Even as the world watches a renewed race to the Moon, a quieter but more consequential competition is unfolding closer to Earth. Nations and private companies are rushing to secure radio frequencies and orbital slots — finite resources essential for satellite communications. At the centre of this contest are satellite “megaconstellations”, vast fleets of satellites that promise global internet coverage but also strain existing systems of space governance.
Why Spectrum and Orbits Matter
Satellite communication depends on radio frequencies, collectively known as spectrum, which allow satellites and ground stations to transmit data. These frequencies are as vital to space operations as oxygen is to life on Earth. The most in-demand bands are the Ku-band and Ka-band, used for high-speed satellite internet, and the L-band, crucial for navigation systems like GPS. However, access to spectrum alone is not enough. Satellites must also occupy specific orbital positions so their signals reliably reach Earth-based receivers. Both spectrum and orbital slots are limited, making coordination unavoidable.

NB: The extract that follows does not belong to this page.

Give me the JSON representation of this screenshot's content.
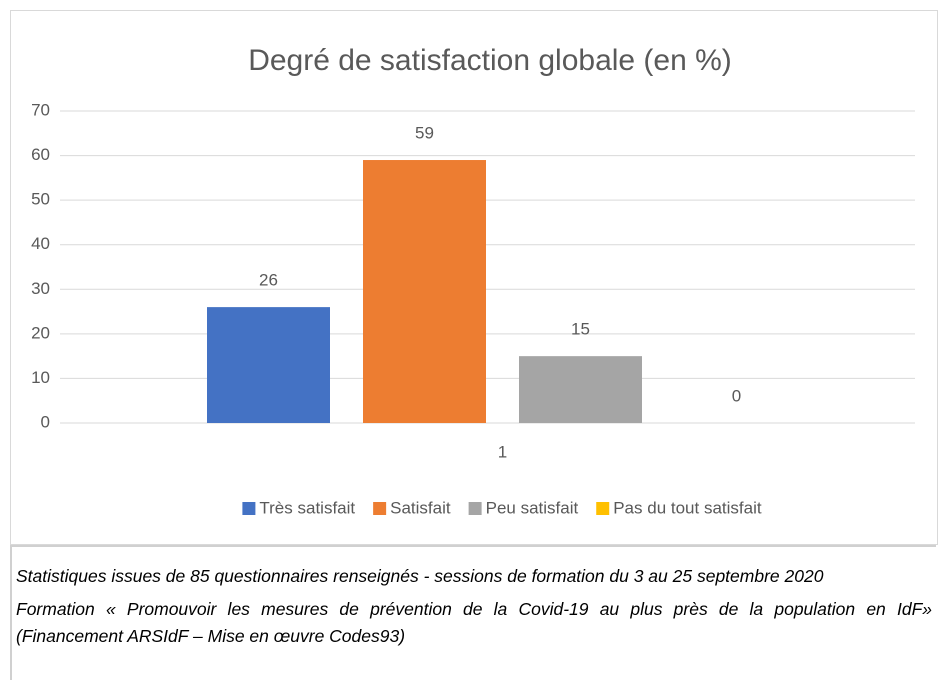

The Rise of Megaconstellations
This scramble has triggered an unprecedented surge in satellite launches. SpaceX’s Starlink already operates more than 8,000 satellites, with plans to scale up dramatically. OneWeb, Amazon’s Project Kuiper, and China’s GuoWang constellation are following similar paths. Driven by falling launch costs and demand for high-speed connectivity in remote regions, the satellite megaconstellation market is projected to grow rapidly over the coming decade. For many countries, these constellations are no longer just commercial ventures but instruments of strategic autonomy in space-based communications.
How the ITU Governs Space Resources
The International Telecommunication Union (ITU), a UN specialised agency with 194 member states, acts as the global coordinator for satellite spectrum and orbital slots. It treats them as “limited natural resources” that must be used efficiently and equitably. Under its first-come, first-served system, operators must file frequency applications and coordinate with affected countries. This system favours well-capitalised players with legal and technical expertise, often disadvantaging late entrants from developing nations.
Strain on an Outdated Framework
The ITU’s regulatory architecture was designed in an era when satellites were counted in hundreds, not tens of thousands. Today, it struggles to manage the scale and speed of megaconstellation deployments. Recognising this, the World Radiocommunication Conference 2023 introduced reforms, including stricter deployment timelines and requirements to match declared orbital plans with actual launches. Still, the ITU itself acknowledges that spectrum and orbital management will dominate its agenda through the rest of the decade.
Megaconstellations and the Digital Divide
Despite governance challenges, megaconstellations address a real problem: global digital inequality. At the start of 2025, around 2.6 billion people remained offline, largely in South Asia, Africa, and Latin America. Low-Earth orbit satellites offer lower latency and higher bandwidth than traditional geostationary satellites, making applications like telemedicine and online education feasible in remote areas. However, high user terminal costs and subscription fees raise concerns that satellite internet could remain a premium service unless supported by subsidies or universal service obligations.
India’s Strategic Dilemma
India illustrates the dual challenge facing emerging space nations. On one hand, it seeks assured access to spectrum and orbits through the ITU. On the other, it must ensure affordability and inclusion. ISRO’s GSAT-N2 satellite supports connectivity in remote regions, while India’s stake in OneWeb places it within the global low-Earth orbit ecosystem. Domestically, regulators have favoured administrative allocation of satellite spectrum over auctions, recognising that shared use can reduce costs and accelerate rollout.
Orbital Congestion and Space Debris
The rapid increase in satellite numbers raises serious sustainability concerns. By 2030, more than 50,000 satellites could be in orbit, alongside tens of thousands of tracked debris objects. The ITU’s 2023 resolution on sustainable use of spectrum and orbits calls for deorbiting satellites within 25 years of mission completion. Yet compliance remains uneven, allowing debris to accumulate faster than it is removed and increasing collision risks.
Why Governance Will Decide the Outcome
The success of megaconstellations ultimately depends on whether global rules can balance innovation with equity and sustainability. Without stronger coordination and binding standards, competition for spectrum and orbits could turn destabilising, rendering parts of near-Earth space unusable. For countries like India, participating actively in shaping these rules is crucial. Decisions made now will determine whether outer space remains a shared global commons or evolves into a domain dominated by a few early movers.
What to Note for Prelims?
- Role of ITU in spectrum and orbital slot allocation.
- Ku-band, Ka-band, and L-band uses.
- Difference between LEO and geostationary satellites.
- Key satellite megaconstellations: Starlink, OneWeb, Project Kuiper.
- Issue of space debris and deorbiting norms.
What to Note for Mains?
- Challenges of governing spectrum and orbital resources in the megaconstellation era.
- Link between satellite internet and the digital divide.
- Equity concerns in first-come, first-served spectrum allocation.
- India’s strategic interests in space governance.
- Need for sustainable and inclusive outer space regulation.